PHYSICAL THERAPIST (PT) OBSERVATION HOURS

As part of the PTCAS application, you will enter the information about your paid or volunteer physical therapy (PT) observation hours, if PT experience is required by one or more of your designated PT programs. If you are a physical therapy assistant (PTA), enter your paid PT experience in this section. Paid experience may or may not be accepted by your designated PT programs. If you have observed a physical therapist in more than one setting, select the Add A New Entry button to enter each additional experience. You can NOT make edits to this section after you e-submit your PTCAS application.

PROGRAM REQUIREMENTS

Not all PT programs require PT hours or a signed form as part of the admissions process. Review the online PTCAS Directory pages for program-specific requirements. PTCAS will not determine if you met the minimum observation requirements for your designated PT programs.
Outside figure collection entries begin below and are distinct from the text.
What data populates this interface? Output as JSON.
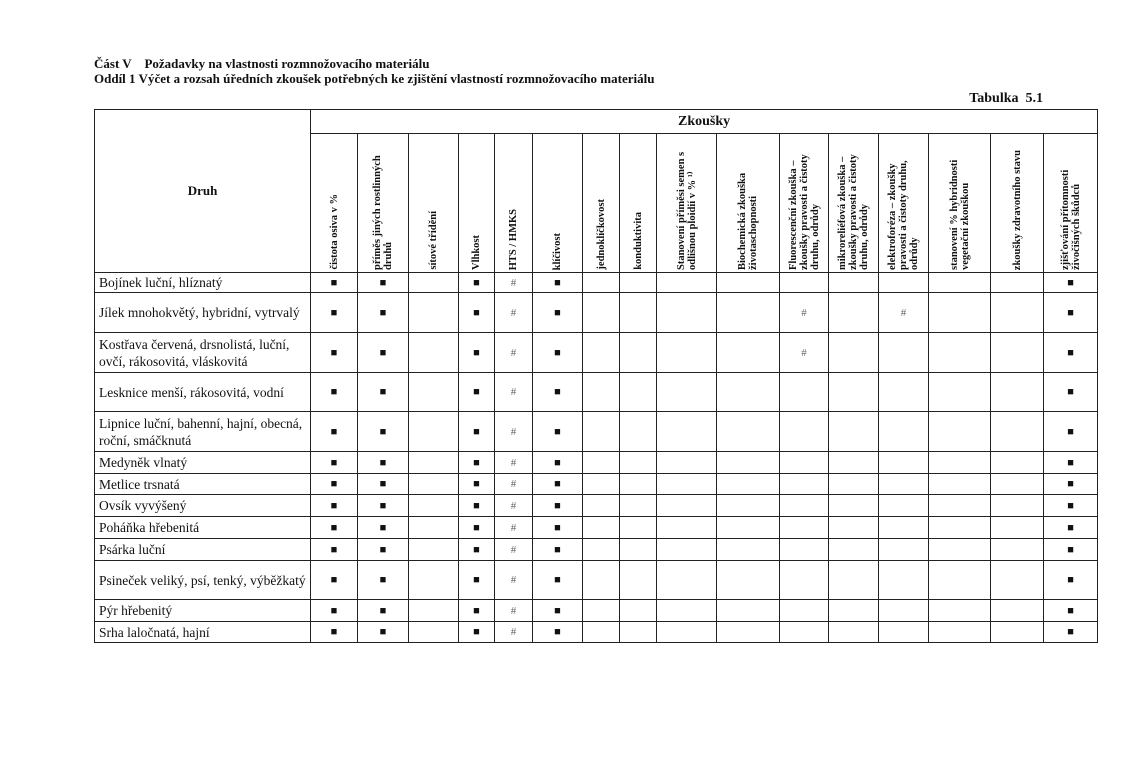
{
  "heading": {
    "line1": "Část V    Požadavky na vlastnosti rozmnožovacího materiálu",
    "line2": "Oddíl 1 Výčet a rozsah úředních zkoušek potřebných ke zjištění vlastností rozmnožovacího materiálu",
    "table_label": "Tabulka  5.1"
  },
  "table": {
    "druh_header": "Druh",
    "group_header": "Zkoušky",
    "columns": [
      "čistota osiva v %",
      "příměs jiných rostlinných druhů",
      "sítové třídění",
      "Vlhkost",
      "HTS / HMKS",
      "klíčivost",
      "jednoklíčkovost",
      "konduktivita",
      "Stanovení příměsi semen s odlišnou ploidií v % ¹⁾",
      "Biochemická zkouška životaschopnosti",
      "Fluorescenční zkouška – zkoušky pravosti a čistoty druhu, odrůdy",
      "mikroreliéfová zkouška – zkoušky pravosti a čistoty druhu, odrůdy",
      "elektroforéza – zkoušky pravosti a čistoty druhu, odrůdy",
      "stanovení % hybridnosti vegetační zkouškou",
      "zkoušky zdravotního stavu",
      "zjišťování přítomnosti živočišných škůdců"
    ],
    "rows": [
      {
        "name": "Bojínek luční, hlíznatý",
        "cells": [
          "■",
          "■",
          "",
          "■",
          "#",
          "■",
          "",
          "",
          "",
          "",
          "",
          "",
          "",
          "",
          "",
          "■"
        ]
      },
      {
        "name": "Jílek mnohokvětý, hybridní, vytrvalý",
        "cells": [
          "■",
          "■",
          "",
          "■",
          "#",
          "■",
          "",
          "",
          "",
          "",
          "#",
          "",
          "#",
          "",
          "",
          "■"
        ]
      },
      {
        "name": "Kostřava červená, drsnolistá, luční, ovčí, rákosovitá, vláskovitá",
        "cells": [
          "■",
          "■",
          "",
          "■",
          "#",
          "■",
          "",
          "",
          "",
          "",
          "#",
          "",
          "",
          "",
          "",
          "■"
        ]
      },
      {
        "name": "Lesknice menší, rákosovitá, vodní",
        "cells": [
          "■",
          "■",
          "",
          "■",
          "#",
          "■",
          "",
          "",
          "",
          "",
          "",
          "",
          "",
          "",
          "",
          "■"
        ]
      },
      {
        "name": "Lipnice luční, bahenní, hajní, obecná, roční, smáčknutá",
        "cells": [
          "■",
          "■",
          "",
          "■",
          "#",
          "■",
          "",
          "",
          "",
          "",
          "",
          "",
          "",
          "",
          "",
          "■"
        ]
      },
      {
        "name": "Medyněk vlnatý",
        "cells": [
          "■",
          "■",
          "",
          "■",
          "#",
          "■",
          "",
          "",
          "",
          "",
          "",
          "",
          "",
          "",
          "",
          "■"
        ]
      },
      {
        "name": "Metlice trsnatá",
        "cells": [
          "■",
          "■",
          "",
          "■",
          "#",
          "■",
          "",
          "",
          "",
          "",
          "",
          "",
          "",
          "",
          "",
          "■"
        ]
      },
      {
        "name": "Ovsík vyvýšený",
        "cells": [
          "■",
          "■",
          "",
          "■",
          "#",
          "■",
          "",
          "",
          "",
          "",
          "",
          "",
          "",
          "",
          "",
          "■"
        ]
      },
      {
        "name": "Poháňka hřebenitá",
        "cells": [
          "■",
          "■",
          "",
          "■",
          "#",
          "■",
          "",
          "",
          "",
          "",
          "",
          "",
          "",
          "",
          "",
          "■"
        ]
      },
      {
        "name": "Psárka luční",
        "cells": [
          "■",
          "■",
          "",
          "■",
          "#",
          "■",
          "",
          "",
          "",
          "",
          "",
          "",
          "",
          "",
          "",
          "■"
        ]
      },
      {
        "name": "Psineček veliký, psí, tenký, výběžkatý",
        "cells": [
          "■",
          "■",
          "",
          "■",
          "#",
          "■",
          "",
          "",
          "",
          "",
          "",
          "",
          "",
          "",
          "",
          "■"
        ]
      },
      {
        "name": "Pýr hřebenitý",
        "cells": [
          "■",
          "■",
          "",
          "■",
          "#",
          "■",
          "",
          "",
          "",
          "",
          "",
          "",
          "",
          "",
          "",
          "■"
        ]
      },
      {
        "name": "Srha laločnatá, hajní",
        "cells": [
          "■",
          "■",
          "",
          "■",
          "#",
          "■",
          "",
          "",
          "",
          "",
          "",
          "",
          "",
          "",
          "",
          "■"
        ]
      }
    ]
  }
}
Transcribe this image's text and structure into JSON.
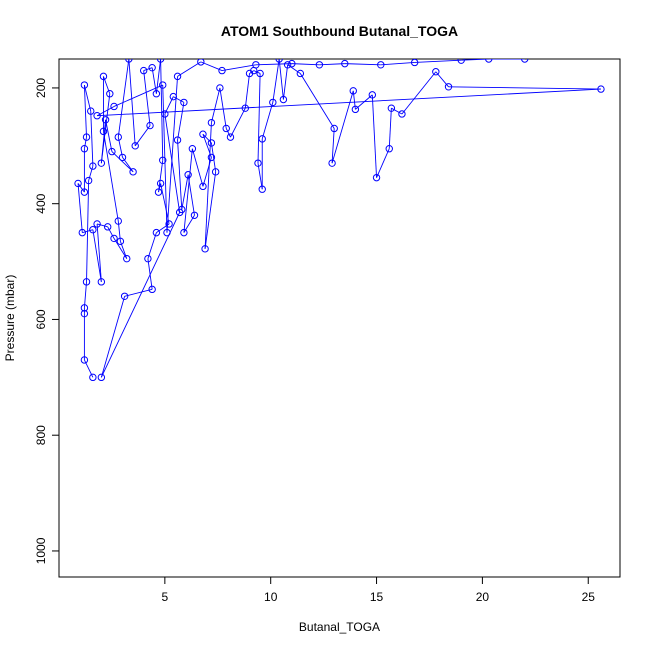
{
  "chart_data": {
    "type": "line",
    "title": "ATOM1 Southbound Butanal_TOGA",
    "xlabel": "Butanal_TOGA",
    "ylabel": "Pressure (mbar)",
    "xlim": [
      0,
      26.5
    ],
    "ylim": [
      1045,
      150
    ],
    "y_reversed": true,
    "xticks": [
      5,
      10,
      15,
      20,
      25
    ],
    "yticks": [
      200,
      400,
      600,
      800,
      1000
    ],
    "grid": false,
    "legend": "none",
    "series_color": "#0000ff",
    "series": [
      {
        "points": [
          [
            1.6,
            700
          ],
          [
            1.2,
            670
          ],
          [
            1.2,
            590
          ],
          [
            1.2,
            580
          ],
          [
            1.3,
            535
          ],
          [
            1.4,
            360
          ],
          [
            1.6,
            335
          ],
          [
            1.5,
            240
          ],
          [
            1.2,
            195
          ],
          [
            1.3,
            285
          ],
          [
            1.2,
            305
          ],
          [
            1.2,
            380
          ],
          [
            0.9,
            365
          ],
          [
            1.1,
            450
          ],
          [
            1.6,
            445
          ],
          [
            2.0,
            535
          ],
          [
            1.8,
            435
          ],
          [
            2.3,
            440
          ],
          [
            2.6,
            460
          ],
          [
            3.2,
            495
          ],
          [
            2.9,
            465
          ],
          [
            2.8,
            430
          ],
          [
            2.1,
            275
          ],
          [
            2.1,
            180
          ],
          [
            2.4,
            210
          ],
          [
            2.0,
            330
          ],
          [
            2.2,
            255
          ],
          [
            2.5,
            310
          ],
          [
            3.5,
            345
          ],
          [
            3.0,
            320
          ],
          [
            2.8,
            285
          ],
          [
            3.3,
            150
          ],
          [
            3.6,
            300
          ],
          [
            4.3,
            265
          ],
          [
            4.0,
            170
          ],
          [
            4.4,
            165
          ],
          [
            4.6,
            210
          ],
          [
            4.8,
            150
          ],
          [
            4.9,
            325
          ],
          [
            4.7,
            380
          ],
          [
            4.8,
            365
          ],
          [
            5.2,
            435
          ],
          [
            4.6,
            450
          ],
          [
            4.2,
            495
          ],
          [
            4.4,
            548
          ],
          [
            3.1,
            560
          ],
          [
            2.0,
            700
          ],
          [
            5.7,
            415
          ],
          [
            5.0,
            245
          ],
          [
            5.4,
            215
          ],
          [
            5.9,
            225
          ],
          [
            5.6,
            290
          ],
          [
            5.8,
            410
          ],
          [
            6.1,
            350
          ],
          [
            6.4,
            420
          ],
          [
            5.9,
            450
          ],
          [
            6.3,
            305
          ],
          [
            6.8,
            370
          ],
          [
            7.2,
            320
          ],
          [
            6.8,
            280
          ],
          [
            7.2,
            295
          ],
          [
            7.4,
            345
          ],
          [
            6.9,
            478
          ],
          [
            7.2,
            260
          ],
          [
            7.6,
            200
          ],
          [
            7.9,
            270
          ],
          [
            8.1,
            285
          ],
          [
            8.8,
            235
          ],
          [
            9.0,
            175
          ],
          [
            9.2,
            170
          ],
          [
            9.5,
            175
          ],
          [
            9.4,
            330
          ],
          [
            9.6,
            375
          ],
          [
            9.6,
            288
          ],
          [
            10.1,
            225
          ],
          [
            10.4,
            150
          ],
          [
            10.6,
            220
          ],
          [
            10.8,
            160
          ],
          [
            11.4,
            175
          ],
          [
            13.0,
            270
          ],
          [
            12.9,
            330
          ],
          [
            13.9,
            205
          ],
          [
            14.0,
            237
          ],
          [
            14.8,
            212
          ],
          [
            15.0,
            355
          ],
          [
            15.6,
            305
          ],
          [
            15.7,
            235
          ],
          [
            16.2,
            245
          ],
          [
            17.8,
            172
          ],
          [
            18.4,
            198
          ],
          [
            25.6,
            202
          ],
          [
            1.8,
            248
          ],
          [
            2.6,
            232
          ],
          [
            4.9,
            195
          ],
          [
            5.1,
            450
          ],
          [
            5.6,
            180
          ],
          [
            6.7,
            155
          ],
          [
            7.7,
            170
          ],
          [
            9.3,
            160
          ],
          [
            11.0,
            158
          ],
          [
            12.3,
            160
          ],
          [
            13.5,
            158
          ],
          [
            15.2,
            160
          ],
          [
            16.8,
            156
          ],
          [
            19.0,
            152
          ],
          [
            20.3,
            150
          ],
          [
            22.0,
            150
          ]
        ]
      }
    ]
  }
}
SIGNED VERIFICATION OF HOURS

If a program requires the physical therapist to verify your observation hours, you must follow the steps below:

  • Enter your observation hours on your PTCAS application.
  • For each PT observation experience, print one copy of the PTCAS form(s) for each designated PT program that requires verification.
  • Deliver the forms to the appropriate physical therapist(s) who will review your hours and sign the form.
  • Mail the signed PT hours form directly to your PT programs, as required. DO NOT MAIL TO PTCAS.

You are strongly encouraged to verify your observation hours with the physical therapist before you e-submit your final PTCAS application so that you can edit this section and print a revised form, if needed. The data on the signed form should match your PTCAS application.

ITEMS ON PTCAS APPLICATION

Name of Facility - Enter the formal name of the clinic, hospital, or PT facility in which you observed or worked with a physical therapist.

Name of Physical Therapist - Enter the name of a licensed physical therapist who supervised you during the observation experience and/or can verify your PT observations hours. If the physical therapist will also complete a letter of reference on your behalf, you must also enter the individual's information in the REFERENCE section.

PT License Number - Enter the state licensure number for the physical therapist entered above. If not available, leave item blank. If verification of hours is required, ask the PT to complete the license number field.

State of PT License - Enter the state in which the physical therapist license was received. If not available, leave item blank. If verification of hours is required, ask the PT to complete the state of PT license field.

Street Address of Facility -Enter the business mailing address for the facility.

PT Email Address - Enter the business email address for the physical therapist entered above. If not available, leave item blank. If verification of hours is required, ask the PT to complete the email address field.

PT Phone Number - Enter a daytime phone number for the physical therapist or PT facility entered above.

Paid or Volunteer Experience - Indicate if it was a paid or volunteer experience.

Type of Experience - Select inpatient or outpatient experience. An inpatient facility is generally located in a hospital or rehabilitation clinic that admits patients overnight. An outpatient facility is generally located outside of a hospital setting.

Select the PT Setting - Select one setting from list. If “Other”, describe setting. If you experienced multiple settings with the same PT, add a new entry for each experience separately in this section.

  • Acute Care
  • Private Practice
  • Ambulatory Care
  • Rehab/Sub Acute Rehab
  • Extended Care Facility /Nursing Home/Skilled Nursing Facility
  • School/Pre-school
  • Federal/State/County Health
  • Wellness/Prevention/Fitness
  • Industrial/Occupational Health
  • Other

Indicate Physical Therapy Specialty Area(s) Observed (check all that apply). Enter the number of hours observed in each specialty area.

  • Cardiovascular & Pulmonary
  • Clinical Electrophysiology
  • Geriatrics
  • Neurology
  • Orthopaedics
  • Pediatrics
  • Sports
  • Women’s Health
  • Other

Total Number of Hours Over Span of Experience - The PTCAS application will automatically tally your total number of hours at this facility based on the information provided in the previous question.

Start Date - Enter the month and year of your start date.

End Date - If experience is in-progress, enter the anticipated end date or leave item blank, as appropriate.